Having carefully reviewed the testimony of Fromm and the entire record in the light most favorable to Washburn and giving him the benefit of all favorable inferences, we must conclude that there is insufficient evidence for a reasonable jury to have found that Fromm had knowledge at the time the statements were made that the company was interested in Washburn's taking the early retirement option. The evidence is also insufficient to support any finding that K.C. Life in fact had any actual plans to force Washburn's retirement at the time Fromm's statements were made to Washburn. Without proof that Fromm's statements of present intent were false when made, the district court properly concluded that Washburn had failed to establish a submissible claim of fraud. Based on the foregoing, we affirm the district court's entry of directed verdict and dismissal of Washburn's claim of common law fraud.
With regard to the district court's denial of Washburn's motion for new trial on the issue of fraud, we feel that we need not reach Washburn's arguments for essentially the same reasons we have set forth above. We find no abuse of discretion by the trial court as to this issue.
Washburn's final argument is that the district court erred in denying his motion for equitable relief and for an order to alter or amend the judgment. In addition to compensatory damages awarded by the jury on the age discrimination claim, Washburn seeks various other relief provided by the ADEA, 29 U.S.C. Sec. 626(c), including attorney's fees, and pre- and post-judgment interest, and costs under 28 U.S.C. Sec. 1961. In light of the fact that we reverse the district court's ruling as to the age discrimination claim and also since Washburn has not had the opportunity to present evidence justifying the additional remedies, we reverse the district court's order denying equitable relief and for an order to alter or amend the judgment and remand the case for an evidentiary hearing on the claim for equitable relief, including interest, attorney's fees and costs.

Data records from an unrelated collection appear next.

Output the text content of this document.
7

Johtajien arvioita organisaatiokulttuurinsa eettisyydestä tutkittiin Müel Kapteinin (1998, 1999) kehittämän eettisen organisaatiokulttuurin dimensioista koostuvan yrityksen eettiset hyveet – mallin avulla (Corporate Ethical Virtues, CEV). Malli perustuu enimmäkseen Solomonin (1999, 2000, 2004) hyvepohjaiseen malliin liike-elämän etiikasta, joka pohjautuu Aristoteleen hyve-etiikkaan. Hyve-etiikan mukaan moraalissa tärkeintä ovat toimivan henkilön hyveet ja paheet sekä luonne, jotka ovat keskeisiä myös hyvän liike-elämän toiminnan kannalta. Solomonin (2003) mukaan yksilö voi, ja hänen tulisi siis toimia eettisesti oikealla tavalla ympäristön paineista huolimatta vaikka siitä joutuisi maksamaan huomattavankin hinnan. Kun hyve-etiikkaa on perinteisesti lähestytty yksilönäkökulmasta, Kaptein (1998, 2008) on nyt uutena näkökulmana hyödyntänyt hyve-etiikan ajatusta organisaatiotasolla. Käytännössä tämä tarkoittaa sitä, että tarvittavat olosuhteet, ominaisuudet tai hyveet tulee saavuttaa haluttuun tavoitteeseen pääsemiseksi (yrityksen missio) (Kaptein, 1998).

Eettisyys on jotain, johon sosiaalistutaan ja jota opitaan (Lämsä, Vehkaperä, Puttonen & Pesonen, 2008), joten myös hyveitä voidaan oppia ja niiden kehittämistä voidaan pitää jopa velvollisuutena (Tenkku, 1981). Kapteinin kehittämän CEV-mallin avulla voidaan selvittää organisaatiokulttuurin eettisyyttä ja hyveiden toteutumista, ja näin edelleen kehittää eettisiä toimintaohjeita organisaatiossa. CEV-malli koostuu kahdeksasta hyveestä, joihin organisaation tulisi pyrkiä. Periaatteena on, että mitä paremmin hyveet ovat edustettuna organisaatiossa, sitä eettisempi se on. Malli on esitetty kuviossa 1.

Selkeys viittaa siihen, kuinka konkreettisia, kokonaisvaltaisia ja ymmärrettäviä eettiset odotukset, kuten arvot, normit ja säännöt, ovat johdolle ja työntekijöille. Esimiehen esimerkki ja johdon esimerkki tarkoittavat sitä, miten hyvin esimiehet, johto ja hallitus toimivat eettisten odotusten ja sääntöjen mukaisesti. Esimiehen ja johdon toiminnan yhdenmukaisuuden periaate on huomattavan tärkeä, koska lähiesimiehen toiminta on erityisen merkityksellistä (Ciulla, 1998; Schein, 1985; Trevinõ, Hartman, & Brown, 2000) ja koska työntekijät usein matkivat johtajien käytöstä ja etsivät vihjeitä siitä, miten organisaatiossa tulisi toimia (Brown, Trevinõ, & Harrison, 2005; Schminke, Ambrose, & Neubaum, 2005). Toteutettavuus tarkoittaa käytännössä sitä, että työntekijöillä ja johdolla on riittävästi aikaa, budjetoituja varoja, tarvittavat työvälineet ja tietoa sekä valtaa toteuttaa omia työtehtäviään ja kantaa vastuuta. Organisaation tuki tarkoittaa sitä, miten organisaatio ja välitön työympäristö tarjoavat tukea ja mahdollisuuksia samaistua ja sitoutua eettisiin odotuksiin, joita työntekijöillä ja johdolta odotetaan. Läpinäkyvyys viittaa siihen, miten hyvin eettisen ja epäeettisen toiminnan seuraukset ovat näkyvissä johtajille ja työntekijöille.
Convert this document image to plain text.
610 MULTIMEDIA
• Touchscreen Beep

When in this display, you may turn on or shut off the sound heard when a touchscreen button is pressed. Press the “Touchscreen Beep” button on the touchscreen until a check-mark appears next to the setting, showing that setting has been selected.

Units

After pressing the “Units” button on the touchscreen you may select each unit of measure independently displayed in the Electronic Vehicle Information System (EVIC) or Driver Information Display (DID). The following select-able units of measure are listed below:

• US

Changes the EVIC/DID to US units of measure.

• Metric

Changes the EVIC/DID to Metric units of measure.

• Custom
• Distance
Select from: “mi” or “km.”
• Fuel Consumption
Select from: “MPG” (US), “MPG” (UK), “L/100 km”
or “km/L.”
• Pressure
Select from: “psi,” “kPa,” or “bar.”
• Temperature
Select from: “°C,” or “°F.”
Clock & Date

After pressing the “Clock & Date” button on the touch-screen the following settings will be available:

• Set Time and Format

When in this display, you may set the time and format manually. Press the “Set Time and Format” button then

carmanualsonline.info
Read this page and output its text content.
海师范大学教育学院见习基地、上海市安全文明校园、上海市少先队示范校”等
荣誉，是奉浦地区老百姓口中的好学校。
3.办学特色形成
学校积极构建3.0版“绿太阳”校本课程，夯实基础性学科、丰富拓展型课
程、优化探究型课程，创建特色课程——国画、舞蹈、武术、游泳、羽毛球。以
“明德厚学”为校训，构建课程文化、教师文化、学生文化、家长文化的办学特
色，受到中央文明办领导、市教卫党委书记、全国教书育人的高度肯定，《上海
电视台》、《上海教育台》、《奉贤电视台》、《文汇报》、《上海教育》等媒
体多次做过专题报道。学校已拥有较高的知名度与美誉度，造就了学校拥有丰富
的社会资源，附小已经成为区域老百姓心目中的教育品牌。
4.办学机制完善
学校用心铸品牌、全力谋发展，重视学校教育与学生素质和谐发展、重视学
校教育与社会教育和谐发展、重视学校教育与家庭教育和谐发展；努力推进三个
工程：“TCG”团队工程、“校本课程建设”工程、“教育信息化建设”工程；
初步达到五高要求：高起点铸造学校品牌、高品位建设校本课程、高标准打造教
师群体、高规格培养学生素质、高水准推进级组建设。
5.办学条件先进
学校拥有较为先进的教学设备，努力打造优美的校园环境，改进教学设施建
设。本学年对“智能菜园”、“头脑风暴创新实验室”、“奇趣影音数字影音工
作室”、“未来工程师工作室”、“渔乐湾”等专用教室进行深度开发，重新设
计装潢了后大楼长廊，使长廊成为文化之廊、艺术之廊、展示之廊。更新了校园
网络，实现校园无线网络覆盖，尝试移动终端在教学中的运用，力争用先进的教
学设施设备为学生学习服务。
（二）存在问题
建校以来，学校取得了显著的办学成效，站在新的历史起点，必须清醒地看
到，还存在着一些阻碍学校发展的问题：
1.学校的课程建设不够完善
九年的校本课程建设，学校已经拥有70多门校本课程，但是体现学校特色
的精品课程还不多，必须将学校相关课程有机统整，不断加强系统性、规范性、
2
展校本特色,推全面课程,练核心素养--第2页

Accordingly, we reverse in part and affirm in part, and remand for further proceedings.
BRIGHT, Senior Circuit Judge, concurring in part and dissenting in part.
I concur in the excellent opinion of Judge Ross but dissent only on the issue of whether the jury should have determined whether the defendant Kansas City Life acted willfully in violating the ADEA.
In my view, the facts in this case appear so egregious that a jury could award double damages to the plaintiff for the employer's knowing and reckless conduct in disregard of the ADEA when the employer discharged Mr. Washburn.
I would send the case back solely for a jury determination of this issue.